Entonces sí, correr es de cobardes.

Es como seguir entrenando rociados de calmantes, analgésicos y ungüentos, el café de la mañana y una dosis de antiinflamatorio, el hielo continuo, recetas y creencias que nos anestesian, distorsionan lo que percibimos, tapan, ocultan y nos impiden ver.

Nos abandonamos perdidos en nuestra mentira, sin dejarnos doler.

Hasta que nos rompemos.

Llega un día que por no dejarnos doler... se nos rompe el alma.

En este maravilloso binomio que somos, de mente y cuerpo, demasiadas veces nos empeñamos en separarlos, en olvidarnos de uno de ellos, arrinconarlo. El desequilibrio de las partes, hará tambalearse todo el sistema. Podemos avanzar trastabillando, doloridos, vacilando inseguros acuciados por los temores. Vivir con miedo.

O podemos atender y aceptar la plenitud de los que somos en todas sus vertientes, igual que nos enamoramos de los paisajes de líneas redondeadas y de los de montaña agreste. Igual que acogemos los tramos de vereda y también los de barranco, los kilómetros amables de manto mullido y los de piedra suelta. Recibimos las cómodas bajadas y también las verticales interminables que nos ponen a prueba y así nos abandonamos a la naturaleza en su totalidad, a su esencia, sus leyes y su poder.

Igualmente somos también nosotros hechos de zonas embarradas y sombrías, pasos aéreos en los que exponernos y entrenar nuestro vértigo, piedra rota. Aceptarnos en ellas igual que en el corazón que bombea, nos completa, da sentido e integridad a nuestros actos.

Correr nos alivia los pequeños avatares de algunos días. El deporte, el ejercicio físico,cualquier actividad de la que disfrutamos, es una mano tendida.

Y velar por nuestro bienestar mental, es un impulso en nuestro avanzar.

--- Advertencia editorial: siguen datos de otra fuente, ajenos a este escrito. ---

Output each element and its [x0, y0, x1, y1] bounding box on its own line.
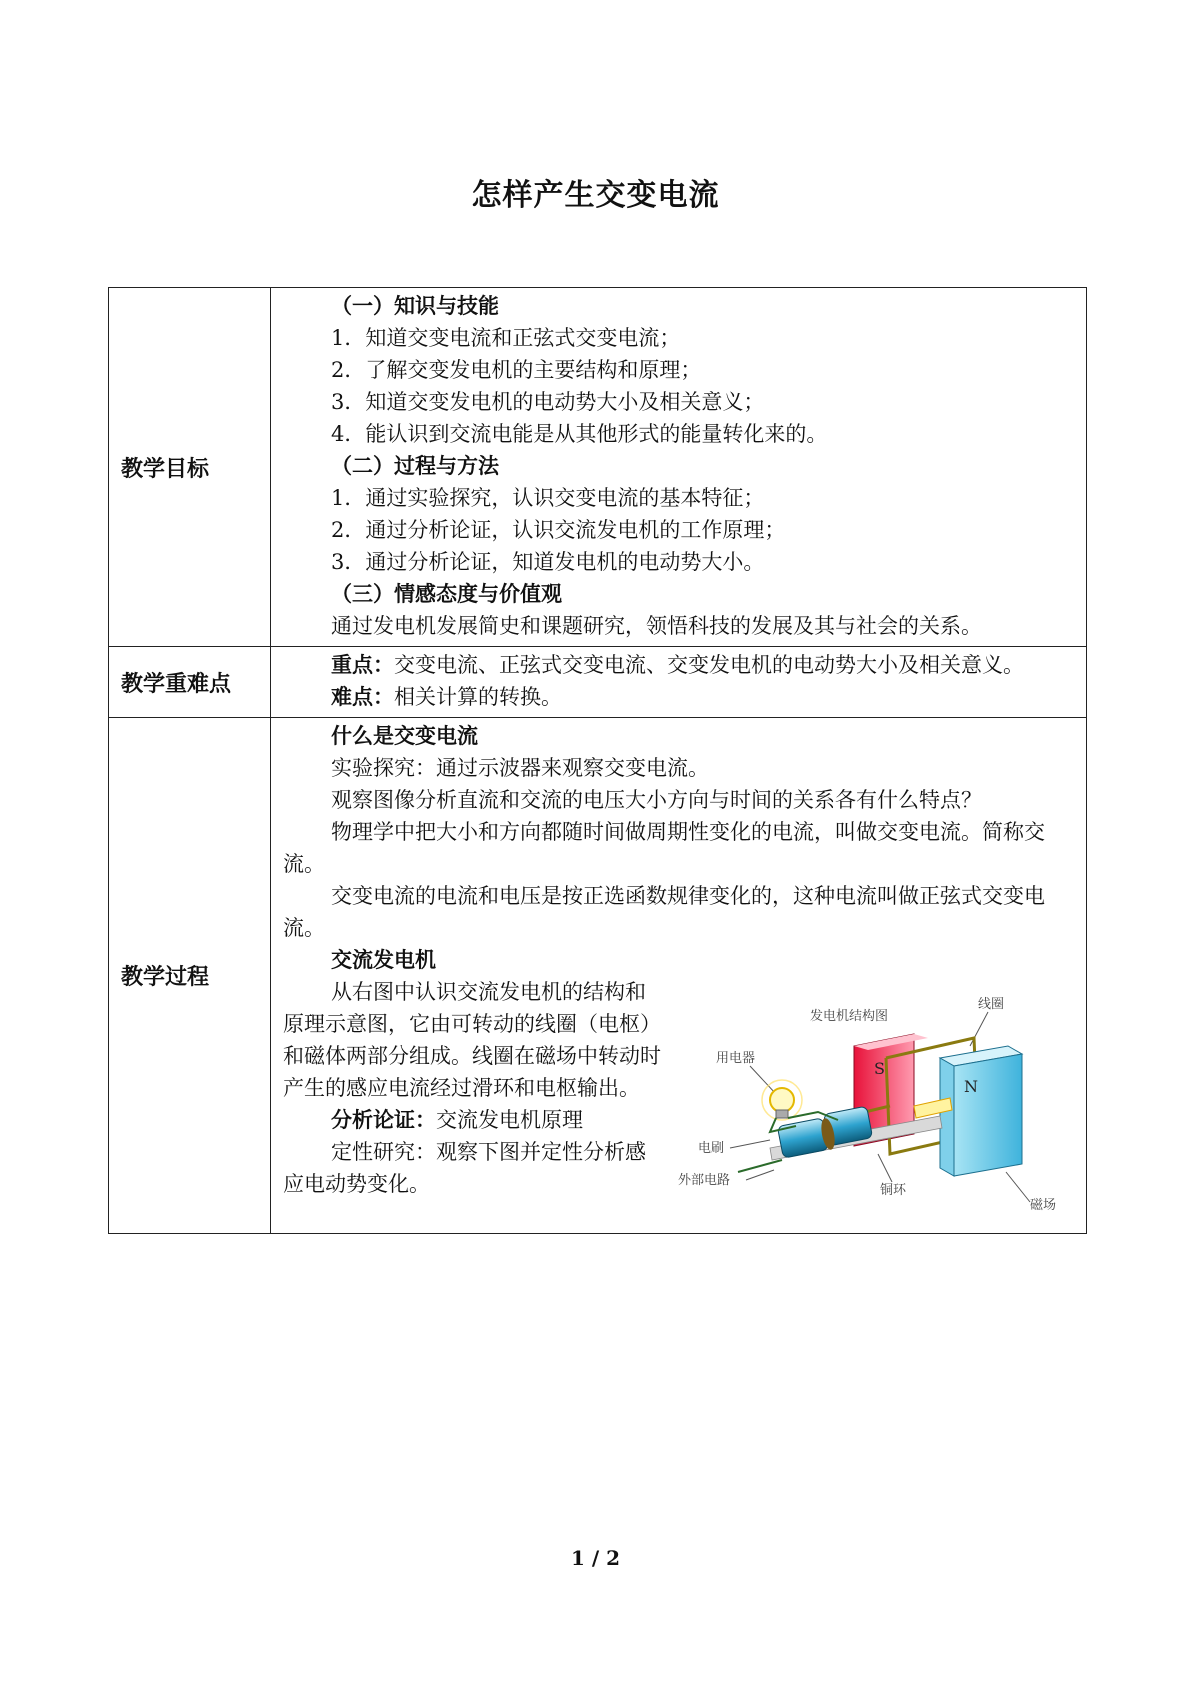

Cuerpo y mente establecen una relación bidireccional, se necesitan, se protegen, se cuidan y se complementan. No hay territorios. Lo que ocurra en uno, afecta en el otro y retorna. Si intentamos disociarlos, se rebelarán, fragmentándonos en placas tectónicas que irán sacudiendo nuestro ser desde los cimientos y hasta el último reducto.
Así como escuchamos nuestro cuerpo y sus partes dolientes, aprendamos a escuchar lo que dentro de nosotros está reclamando nuestra atención: los excesos de carga, de culpa, de miedo, los excesos de “debería”, de ingratitud, de control, lo no acabado, lo inconcluso, lo pendiente… las rupturas y las ataduras.

Antes de que la mente desconectada del cuerpo, haga quebrarse el alma...

Date permiso para sentir.

Raquel González
Psicóloga y deportista especializada en psicología del deporte.